Let me start by saying, I have nothing against Zumba! I’ve taken a few classes, and had a great time. Like everyone, when it first became popular I thought it was a great idea! And then like many people my regard for Zumba began to decline. Why? Because I saw a hugely flooded market in a short space of time. This then made me question the training/ quality of the instructors. I saw that the people at the top did not seem to care about quality or consistency of the classes. This reflected in the lack of quality and consistency in the classes I was taking. By the end I was left feeling confused as to what Zumba was actually supposed to be. And so, I left the whole thing entirely.
Now, let me also say I am not putting Kizomba and Zumba in the same category. From my understanding, Zumba is a mixture of fitness and aerobic dance moves, designed for fitness, fun and weight loss. Kizomba, and everything that falls under the Kizomba umbrella- Kizomba, Semba, Tarraxinha, Coladeira, Urban kiz, Tarraxo, Afro house. These are all art forms, dance styles and urban social dances. Kizomba is still in its baby stages, and as such, we need to treat it with care, to ensure it can grow in a healthy and sustainable way, to avoid a Zumba like crash.
I am writing to you form Sydney, Australia where the scene is small comparably to Europe, and has only really experienced some notable growth in the last 2-5 years. There are many scenes like us all over the world, including many countries in Europe. With the exception of Angola, Cabo Verde, France and Portugal, I would say we are all really in those toddler stages of development. So what does this mean?
It means if we really want to respect our dance and grow our Kizomba communities, we need all kinds of people in the community, and we need a sense of respect for the dance itself and its artists.
Every community needs the pioneers. Those are the old timers who have been there since the beginning, put in a lot of hard work you may not even recognise, and have essentially laid the groundwork for kizomba to exist.
Then you need your teachers, to spread the kizomba love and knowledge, as the dance industry is basically unregulated, the skill and experience of your teachers could vary substantially.

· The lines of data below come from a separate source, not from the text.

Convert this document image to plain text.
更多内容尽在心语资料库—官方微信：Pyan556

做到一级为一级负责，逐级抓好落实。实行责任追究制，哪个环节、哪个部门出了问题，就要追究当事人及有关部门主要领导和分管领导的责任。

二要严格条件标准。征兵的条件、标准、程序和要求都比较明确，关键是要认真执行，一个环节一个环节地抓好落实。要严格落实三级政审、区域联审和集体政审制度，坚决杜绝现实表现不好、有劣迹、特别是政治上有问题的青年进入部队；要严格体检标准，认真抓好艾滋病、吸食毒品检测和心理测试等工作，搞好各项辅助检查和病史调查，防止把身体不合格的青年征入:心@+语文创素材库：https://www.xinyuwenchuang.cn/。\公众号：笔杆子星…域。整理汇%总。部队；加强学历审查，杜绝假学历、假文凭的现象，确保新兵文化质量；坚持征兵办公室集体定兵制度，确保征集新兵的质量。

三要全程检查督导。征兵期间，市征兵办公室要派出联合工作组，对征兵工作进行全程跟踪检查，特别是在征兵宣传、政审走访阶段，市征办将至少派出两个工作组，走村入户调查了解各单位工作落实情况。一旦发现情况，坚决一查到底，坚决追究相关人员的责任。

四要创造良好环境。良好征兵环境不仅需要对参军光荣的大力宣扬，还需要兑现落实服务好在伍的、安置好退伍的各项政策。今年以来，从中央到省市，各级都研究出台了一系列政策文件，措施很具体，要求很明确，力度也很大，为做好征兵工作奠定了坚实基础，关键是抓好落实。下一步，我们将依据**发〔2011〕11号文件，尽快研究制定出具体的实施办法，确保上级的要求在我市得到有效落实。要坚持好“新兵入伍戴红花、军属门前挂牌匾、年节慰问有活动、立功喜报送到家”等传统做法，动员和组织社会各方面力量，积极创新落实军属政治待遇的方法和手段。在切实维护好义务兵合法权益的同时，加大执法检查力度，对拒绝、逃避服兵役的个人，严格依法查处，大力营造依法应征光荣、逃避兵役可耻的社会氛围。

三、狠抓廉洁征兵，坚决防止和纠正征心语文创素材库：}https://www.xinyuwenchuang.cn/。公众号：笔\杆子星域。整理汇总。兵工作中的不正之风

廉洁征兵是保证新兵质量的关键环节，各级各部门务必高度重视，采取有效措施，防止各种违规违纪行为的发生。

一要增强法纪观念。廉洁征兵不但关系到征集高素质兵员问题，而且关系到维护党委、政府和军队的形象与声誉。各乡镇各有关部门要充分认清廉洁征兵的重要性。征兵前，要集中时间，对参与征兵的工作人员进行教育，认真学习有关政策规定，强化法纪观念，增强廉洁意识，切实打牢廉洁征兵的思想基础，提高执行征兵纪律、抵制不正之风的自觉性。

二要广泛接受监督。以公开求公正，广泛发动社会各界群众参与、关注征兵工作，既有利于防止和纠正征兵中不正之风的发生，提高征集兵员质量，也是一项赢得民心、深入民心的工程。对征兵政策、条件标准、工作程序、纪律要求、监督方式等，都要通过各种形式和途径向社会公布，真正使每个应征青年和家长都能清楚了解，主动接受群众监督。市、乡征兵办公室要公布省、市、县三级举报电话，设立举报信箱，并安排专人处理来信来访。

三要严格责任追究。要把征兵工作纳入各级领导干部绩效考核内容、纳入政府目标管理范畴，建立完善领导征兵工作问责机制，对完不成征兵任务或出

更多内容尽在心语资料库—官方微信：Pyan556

Each teacher will bring their own flair to the scene.
You need Kizomba Artists/teachers, they are the professional dancers in your scene who dedicate their lives to growing, creating and breathing dance. They will have formal training or an extensive dance background, and spend long hours honing their dancing and teaching craft.
You need students from all walks of life, they are the lifeblood of your community, they fill the social dance floors with their amazing energy, and they fill your classes, they create friendships and relationships and a social life within the community.
You need promoters. Officially or unofficially they are the people who will always bring new members into the community and promote the dance and dance events.
Then of course you need organisers of events, festivals, etc etc, they give the community something to aspire to,and give them a space to grow and party.
We need studio owners who have dedicated their lives to creating a physical home for dance, students and artists to flourish.
And last but certainly not least, we need DJ’s, those amazing people who spend their time dedicated to music! They understand the history and the richness and diversity of Kizomba music, they understand the science of the DJ machine, and they make magic happen for you at your parties.
No wonder our communities are so incredible and keep growing. The key to nurturing your scene is to be considerate of all of these things. In small scenes, Work as a team, avoid creating unnecessary competition. Respect each others roles and skills in the community, never be afraid to learn more, collaborate, step into a new role, or step away from an old one. Avoid saturation. If you can avoid saturating your scene too quickly you will ensure it can continue to grow, saturation is the quickest way for it to collapse in on itself. Value quality, respect yourself and your teachers, artists, promoters, and DJs and be conscious in your choices. Expand the scene, always work towards inviting new potential kizomba lovers into your scene, be inclusive and proactive.
At the end of the day, each dance scene will go through its ups and downs. Nurturing a scene is the responsibility of a whole community. If you know you are a person of influence in your community, consider how your actions and attitudes will filter down. If you are an artist in your community, consider how your dance will be copied, consider how and what you teach to your students for the social floor.
Education is power. Nothing will create sustainability in your community like education. Learn about your dance, learn its history, its culture. If you have the means, travel. If you don’t, travel through your scene, learn different people’s stories and styles and see how everything is interlinked.
I love this dance more than anything, but the rate of saturation has me a little weary. Kizomba is too beautiful to face a Zumba like crash. I want it to be thriving on the streets of Sydney by the time I have kids. I want my local barista to know what Kizomba is when I mention it to her. I want to hear it played on the radio sometimes! Imagine that ?! I want so many more people to have the opportunity to learn the beauty of this incredibly magical and healing dance. Let's work together to make sure our baby communities can grow and flourish.
Invite a friend to dance, invest in your training, ask questions to your teachers, never be afraid to be a student, respect your artists and DJ’s, travel if you can, and in whatever way you can help to grow your community.